In Neubrandenburg steht ein ehemaliger SS-Sanitäter vor Gericht

Der kranke Sanitäter

»Ich kann nicht mehr, ich bin am Ende.« Das soll Hubert Z. der Bereitschaftsärztin des kassenärztlichen Notdienstes gesagt haben, die ihn zwei Tage vor dem Beginn seines Prozesses in Neubrandenburg für nicht transport- und verhandlungsfähig erklärte. Akute Suizidgefahr und Bluthochdruck sind der Grund dafür, dass sich der zweite von voraussichtlich vier in diesem Jahr beginnenden Auschwitz-Prozessen gleich zu Anfang erneut verzögert. Bereits vor Prozessbeginn war der Gesundheitszustand des Angeklagten Haupt­thema, so wurde er noch im vergangenen Jahr als grundsätzlich nicht verhandlungsfähig einstuftt, was jedoch das Oberlandes­gericht Rostock revidierte.

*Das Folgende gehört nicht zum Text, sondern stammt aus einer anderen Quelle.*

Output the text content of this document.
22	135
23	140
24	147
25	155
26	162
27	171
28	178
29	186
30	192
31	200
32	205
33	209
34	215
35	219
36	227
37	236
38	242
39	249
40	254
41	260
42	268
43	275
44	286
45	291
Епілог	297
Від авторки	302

Der 95jährige Z. ist wegen Beihilfe zum Mord in 3 681 Fällen angeklagt. Bei den Opfern handelt es sich um die Insassen von 14 Deportationszügen, die im Zeitraum vom 15. August bis zum 14. September 1944 im Vernichtungslager Auschwitz ankamen. Als Sanitäter der SS war der Angeklagte zu dieser Zeit in Auschwitz stationiert, nachdem er in den Jahren 1942 und 1943 bereits in den Konzentrationslagern Sachsenhausen und Neuengamme gedient hatte.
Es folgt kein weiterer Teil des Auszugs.